Funky Flashman is a fictional character, an entrepreneur in the DC Universe. Created by Jack Kirby, the character first appeared in the pages of Mister Miracle during the early 1970s. He is popularly considered a satirical caricature of Stan Lee, Kirby's former artistic collaborator at Marvel Comics with whom he had a falling-out. Flashman's attempts to rip off Mister Miracle reflect Kirby's view that Lee exploited his work at Marvel in the 1960s.

==Fictional character biography==
Nothing is known about Funky's past except that he and his sidekick Houseroy (popularly considered to be a caricature of Roy Thomas) were business associates of a Colonel Mockingbird. After Mockingbird's death, Funky and Houseroy lived on monthly allowances that were automatically doled out. Noticing that the monthly allowances were getting smaller, Funky decided that he needed a new source of income.

In Funky Flashman's first appearance, he unsuccessfully attempts to cash in on the talents of Mister Miracle. Donning a wig and a beard, he meets with Miracle to interview for the position of his tour manager. Miracle accepts, despite the fact that Big Barda and Oberon object to Flashman's demeanor and tactics. The next day, Miracle performs several of his escape acts, much to Flashman's delight. Flashman asks for Miracle's secret, and Miracle reveals the Mother Box he keeps on his shoulder. From around the corner, the two men see Big Barda and the Female Fury Lashina engaged in a struggle. Miracle jumps in to help Barda but Lashina vanishes with the power of her phasing circuits. The two realize the Female Furies have been tracking their whereabouts through the Mother Box signal.

During the skirmish, Flashman decides to leave with the Mother Box in hand, but it summons all of the Female Furies to him. In response, he jumps out the window as his house explodes.

Funky Flashman was later seen as a member of Darkseid's Secret Society of Super Villains.
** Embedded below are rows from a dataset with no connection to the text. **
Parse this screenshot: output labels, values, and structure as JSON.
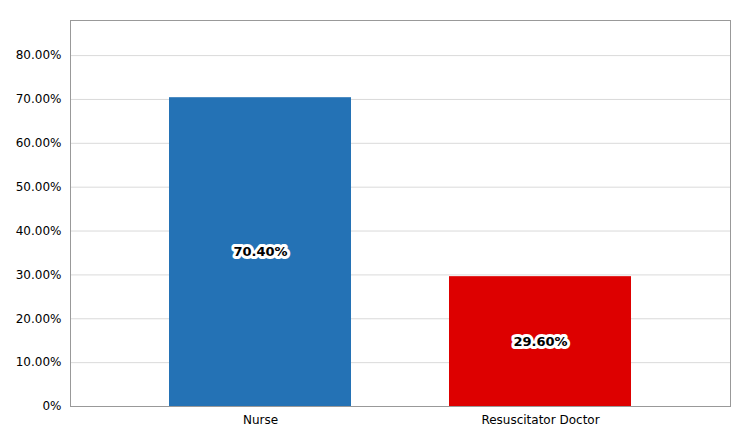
{
  "chart_data": {
    "type": "bar",
    "categories": [
      "Nurse",
      "Resuscitator Doctor"
    ],
    "values": [
      70.4,
      29.6
    ],
    "value_labels": [
      "70.40%",
      "29.60%"
    ],
    "colors": [
      "#2472B5",
      "#DD0000"
    ],
    "ylim": [
      0,
      88
    ],
    "yticks": [
      {
        "value": 0,
        "label": "0%"
      },
      {
        "value": 10,
        "label": "10.00%"
      },
      {
        "value": 20,
        "label": "20.00%"
      },
      {
        "value": 30,
        "label": "30.00%"
      },
      {
        "value": 40,
        "label": "40.00%"
      },
      {
        "value": 50,
        "label": "50.00%"
      },
      {
        "value": 60,
        "label": "60.00%"
      },
      {
        "value": 70,
        "label": "70.00%"
      },
      {
        "value": 80,
        "label": "80.00%"
      }
    ],
    "grid": true,
    "data_labels": true
  }
}
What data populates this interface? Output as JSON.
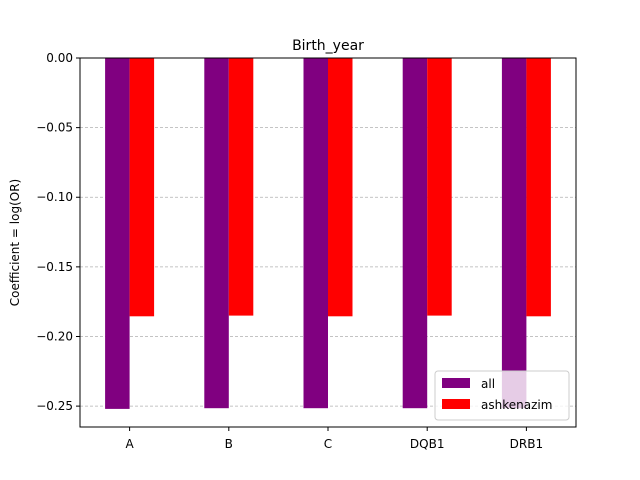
{
  "chart_data": {
    "type": "bar",
    "title": "Birth_year",
    "xlabel": "",
    "ylabel": "Coefficient = log(OR)",
    "categories": [
      "A",
      "B",
      "C",
      "DQB1",
      "DRB1"
    ],
    "series": [
      {
        "name": "all",
        "color": "#800080",
        "values": [
          -0.252,
          -0.2515,
          -0.2515,
          -0.2515,
          -0.2515
        ]
      },
      {
        "name": "ashkenazim",
        "color": "#ff0000",
        "values": [
          -0.1855,
          -0.185,
          -0.1855,
          -0.185,
          -0.1855
        ]
      }
    ],
    "ylim": [
      -0.265,
      0.0
    ],
    "yticks": [
      0.0,
      -0.05,
      -0.1,
      -0.15,
      -0.2,
      -0.25
    ],
    "ytick_labels": [
      "0.00",
      "−0.05",
      "−0.10",
      "−0.15",
      "−0.20",
      "−0.25"
    ],
    "grid": {
      "y": true,
      "style": "dashed",
      "color": "#b0b0b0"
    },
    "legend_position": "bottom-right"
  }
}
Funky is later featured in many issues of Mister Miracle's own series. Tying into events in Justice League International, Funky forces Mister Miracle into an interstellar promotional campaign for the cleaning product Miracle Mister. This tour ends up involving Manga Khan and the forces of Apokolips, both dangerous threats. Mister Miracle is forced to leave behind a robotic double, so as to go on Funky's trip. The robot is destroyed in Rockefeller Center, leading many to believe Miracle died.

Flashman appears for two pages in Swamp Thing #76, "L'adoration De La terre" (September 1988), then part of Spontaneous Generation Bound Compilation #8, pp. 134 & 135, and later as the leader of the Secret Society of Super Villains in their series.

He appeared in 2005's Son of Vulcan mini-series as the proprietor of a pawn shop that dealt in superhero and villain artifacts and equipment, and as a criminal go-between and procurer for White Martian A'monn A'mokk.

He briefly appears in 2007's Doctor 13 limited series Architecture & Morality. He is seen operating Flashman Pre-Owned Auto, selling various superhero-themed vehicles.

He appears in Adventure Comics, where he is apprehended by Red Robin and Superboy while driving through the streets of Paris with a stolen Mother Box.

==Powers and abilities==
Funky Flashman has no superhuman powers, but he is very charismatic, charming and a skilled businessman.

==In other media==
Funky Flashman appears as a character summon in Scribblenauts Unmasked: A DC Comics Adventure.